Here are some stats that reflect the state of marriage and families in the postmodern world:
- In 1960, nearly 70% of American adults were married; now only about half are.
- Eight times as many children are born out of wedlock.
- There are striking differences by generation. In 1960, two-thirds (68%) of all twenty-somethings were married. In 2008, just 26% were.
- Americans are waiting about five years longer to marry than they did in 1970.
- Postmodern generations are much more inclined than their elders to view cohabitation without marriage and same sex marriage in a positive light.
- A new “marriage gap” in the United States is increasingly aligned with a growing income gap. Marriage, while declining among all groups, remains the norm for adults with a college education and good income but is now markedly less prevalent among those on the lower rungs of the socio-economic ladder.
- College graduates are now far more likely to marry (64%) than those with no higher education (48%).
- The survey finds that those in this less-advantaged group are as likely as others to want to marry, but they place a higher premium on economic security as a condition for marriage. This is a bar that many may not meet.
- America’s divorce rate began climbing in the late 1960s and skyrocketed during the ’70s and early ’80s, as virtually every state adopted no-fault divorce laws. The rate peaked at 5.3 divorces per 1,000 people in 1981. But since then, it’s dropped by one-third, to 3.6. That’s the lowest rate since 1970. Some experts say relationships are as unstable as ever, and divorces are down primarily because more couples live together without marrying. The number of couples who live together without marrying has increased tenfold since 1960.
These trends have implications for us. Especially if we are reaching unchurched families instead of just families transferring from other churches or home grown church families.
- You will encounter parents who are living together unmarried. How will you approach this as a ministry? An example is parent/child dedication. Will you allow the couple to participate if they are living together unmarried? What steps will you offer them to get on a pathway to God’s plan?

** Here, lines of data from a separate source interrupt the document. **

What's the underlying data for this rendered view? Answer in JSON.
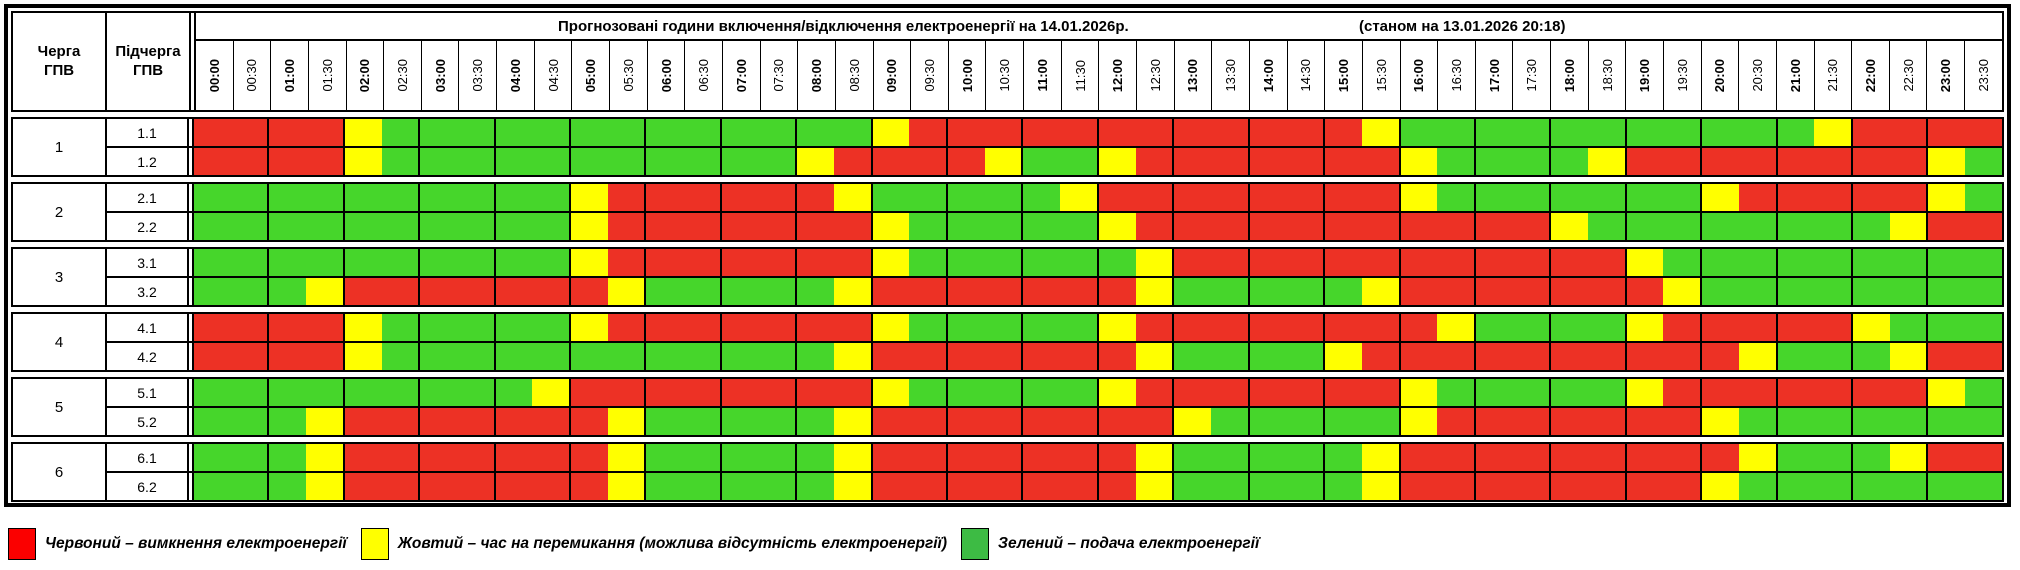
{
  "header": {
    "queue_col_line1": "Черга",
    "queue_col_line2": "ГПВ",
    "sub_col_line1": "Підчерга",
    "sub_col_line2": "ГПВ",
    "title": "Прогнозовані години включення/відключення електроенергії на 14.01.2026р.",
    "as_of": "(станом на 13.01.2026 20:18)"
  },
  "chart_data": {
    "type": "heatmap",
    "x_labels": [
      "00:00",
      "00:30",
      "01:00",
      "01:30",
      "02:00",
      "02:30",
      "03:00",
      "03:30",
      "04:00",
      "04:30",
      "05:00",
      "05:30",
      "06:00",
      "06:30",
      "07:00",
      "07:30",
      "08:00",
      "08:30",
      "09:00",
      "09:30",
      "10:00",
      "10:30",
      "11:00",
      "11:30",
      "12:00",
      "12:30",
      "13:00",
      "13:30",
      "14:00",
      "14:30",
      "15:00",
      "15:30",
      "16:00",
      "16:30",
      "17:00",
      "17:30",
      "18:00",
      "18:30",
      "19:00",
      "19:30",
      "20:00",
      "20:30",
      "21:00",
      "21:30",
      "22:00",
      "22:30",
      "23:00",
      "23:30"
    ],
    "state_colors": {
      "R": "#ed3125",
      "Y": "#ffff00",
      "G": "#46d62b"
    },
    "state_meaning": {
      "R": "вимкнення",
      "Y": "перемикання",
      "G": "подача"
    },
    "groups": [
      {
        "queue": "1",
        "rows": [
          {
            "label": "1.1",
            "slots": "RRRRYGGGGGGGGGGGGGYRRRRRRRRRRRRYGGGGGGGGGGGYRRRR"
          },
          {
            "label": "1.2",
            "slots": "RRRRYGGGGGGGGGGGYRRRRYGGYRRRRRRRYGGGGYRRRRRRRRYG"
          }
        ]
      },
      {
        "queue": "2",
        "rows": [
          {
            "label": "2.1",
            "slots": "GGGGGGGGGGYRRRRRRYGGGGGYRRRRRRRRYGGGGGGGYRRRRRYG"
          },
          {
            "label": "2.2",
            "slots": "GGGGGGGGGGYRRRRRRRYGGGGGYRRRRRRRRRRRYGGGGGGGGYRR"
          }
        ]
      },
      {
        "queue": "3",
        "rows": [
          {
            "label": "3.1",
            "slots": "GGGGGGGGGGYRRRRRRRYGGGGGGYRRRRRRRRRRRRYGGGGGGGGG"
          },
          {
            "label": "3.2",
            "slots": "GGGYRRRRRRRYGGGGGYRRRRRRRYGGGGGYRRRRRRRYGGGGGGGG"
          }
        ]
      },
      {
        "queue": "4",
        "rows": [
          {
            "label": "4.1",
            "slots": "RRRRYGGGGGYRRRRRRRYGGGGGYRRRRRRRRYGGGGYRRRRRYGGG"
          },
          {
            "label": "4.2",
            "slots": "RRRRYGGGGGGGGGGGGYRRRRRRRYGGGGYRRRRRRRRRRYGGGYRR"
          }
        ]
      },
      {
        "queue": "5",
        "rows": [
          {
            "label": "5.1",
            "slots": "GGGGGGGGGYRRRRRRRRYGGGGGYRRRRRRRYGGGGGYRRRRRRRYG"
          },
          {
            "label": "5.2",
            "slots": "GGGYRRRRRRRYGGGGGYRRRRRRRRYGGGGGYRRRRRRRYGGGGGGG"
          }
        ]
      },
      {
        "queue": "6",
        "rows": [
          {
            "label": "6.1",
            "slots": "GGGYRRRRRRRYGGGGGYRRRRRRRYGGGGGYRRRRRRRRRYGGGYRR"
          },
          {
            "label": "6.2",
            "slots": "GGGYRRRRRRRYGGGGGYRRRRRRRYGGGGGYRRRRRRRRYGGGGGGG"
          }
        ]
      }
    ],
    "legend": [
      {
        "color": "#fb0000",
        "label": "Червоний – вимкнення електроенергії"
      },
      {
        "color": "#ffff00",
        "label": "Жовтий – час на перемикання (можлива відсутність електроенергії)"
      },
      {
        "color": "#3dbb44",
        "label": "Зелений – подача електроенергії"
      }
    ]
  }
}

- The number of children coming from a single parent household will continue to increase. How will you minister to them? Start a mentoring program for boys without a dad? Could you offer free car maintenance for single moms?
- How will you connect with the growing number of young, single adults? What pathways will you offer them so they can grow in their faith? How can you help them establish a solid, Biblical foundation for their future marriage?

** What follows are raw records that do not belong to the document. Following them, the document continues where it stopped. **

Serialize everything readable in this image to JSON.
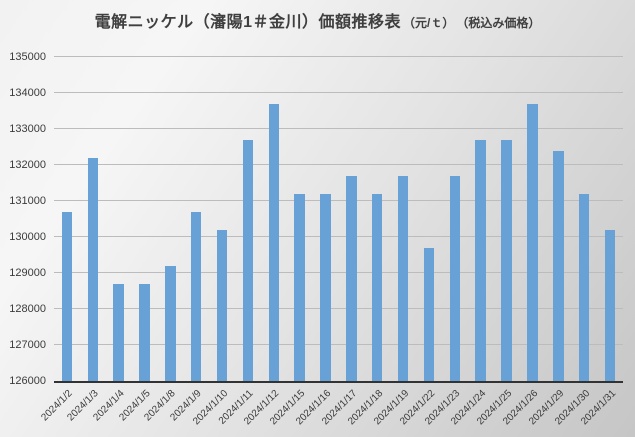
{
  "title": {
    "main": "電解ニッケル（瀋陽1＃金川）価額推移表",
    "unit": "（元/ｔ）",
    "note": "（税込み価格）"
  },
  "chart_data": {
    "type": "bar",
    "title": "電解ニッケル（瀋陽1＃金川）価額推移表（元/ｔ）（税込み価格）",
    "categories": [
      "2024/1/2",
      "2024/1/3",
      "2024/1/4",
      "2024/1/5",
      "2024/1/8",
      "2024/1/9",
      "2024/1/10",
      "2024/1/11",
      "2024/1/12",
      "2024/1/15",
      "2024/1/16",
      "2024/1/17",
      "2024/1/18",
      "2024/1/19",
      "2024/1/22",
      "2024/1/23",
      "2024/1/24",
      "2024/1/25",
      "2024/1/26",
      "2024/1/29",
      "2024/1/30",
      "2024/1/31"
    ],
    "values": [
      130700,
      132200,
      128700,
      128700,
      129200,
      130700,
      130200,
      132700,
      133700,
      131200,
      131200,
      131700,
      131200,
      131700,
      129700,
      131700,
      132700,
      132700,
      133700,
      132400,
      131200,
      130200
    ],
    "xlabel": "",
    "ylabel": "",
    "ylim": [
      126000,
      135000
    ],
    "yticks": [
      126000,
      127000,
      128000,
      129000,
      130000,
      131000,
      132000,
      133000,
      134000,
      135000
    ],
    "grid": true,
    "legend": false,
    "colors": {
      "bar": "#68a1d6",
      "gridline": "#bcbcbc",
      "axis": "#333333",
      "text": "#3b3b3b"
    }
  }
}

- How will you help families establish a Biblical worldview of marriage? In my opinion, one of the biggest challenges facing us is in this area is same-sex marriage. Homosexuality as an acceptable lifestyle for a Christ-follower is being propagated. The stand we take on this will affect the belief systems of our children.
- How will you effectively minister to children and families who are going through or have been through the tragedy of divorce? What support can you provide? How can you help them get back on their feet?
- We must continue to fight for families and effectively share God’s truths and plans for establishing and maintaining a godly home.